The next thing is to ask whether a sugar tax (and I can only assume that this means a tax on 'non-milk extrinsic sugars' rather than just sucrose) will be sufficient to change behaviour so suddenly pounds are shed from our waists and the obesity 'crisis' is solved. Certainly the evidence from other taxes is mixed - to work the tax has to be sufficiently high to actually make a difference to behaviour and, as the Danes discovered, won't work if it's easily avoidable.

So let's assume that George Freeman gets his ignorant way and a sugar tax is imposed. The impact will be to increase the price of products containing sugars - I'm guessing no distinction will be made between sugars naturally present in the product (like the fructose on your orange juice) and sugars added to the product (like the honey in those sugar puffs). If you wander round your supermarket idly reading product descriptions, you'll find that sugars crop up - in one form or another - is many processed foods. So the impact of a sugar tax will be to increase the price of a whole host of products - from the obvious chocolate, honey and jam through to pizza, ketchup and meat pies.
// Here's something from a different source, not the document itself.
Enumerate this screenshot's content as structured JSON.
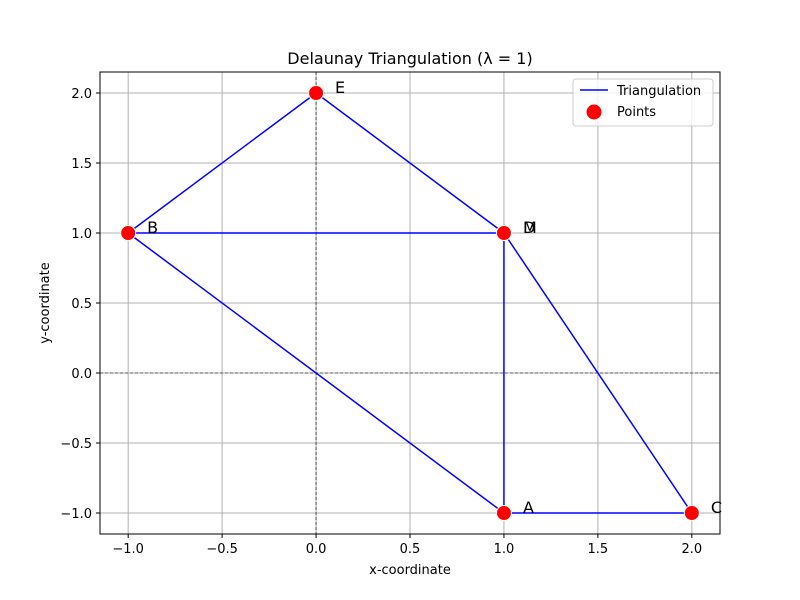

Now it might be that the impact will be for manufacturers to reduce the amount of sugar but that might present some challenges - the sugar's not there by accident. So what happens is that the tax (as taxes usually are) gets lumped on the price and is paid by us consumers as our purchases ping across the checkout scanner. And, assuming that the sugar tax is low, all this will mean is that everyone carries on much as before - buying the stuff they want and getting fatter or thinner depending on how much we stuff in our mouths. Except, that is, for the poorest folk who will discover that the £1.39 pizza is now a £1.49 pizza making it just a little harder to feed the family.

Unless you set the sugar tax at a rate that really changes behaviour - read this as poor people not being able to afford food - the result will be negligible. A sugar tax really won't make anyone thinner. It will just make the poor a little bit poorer.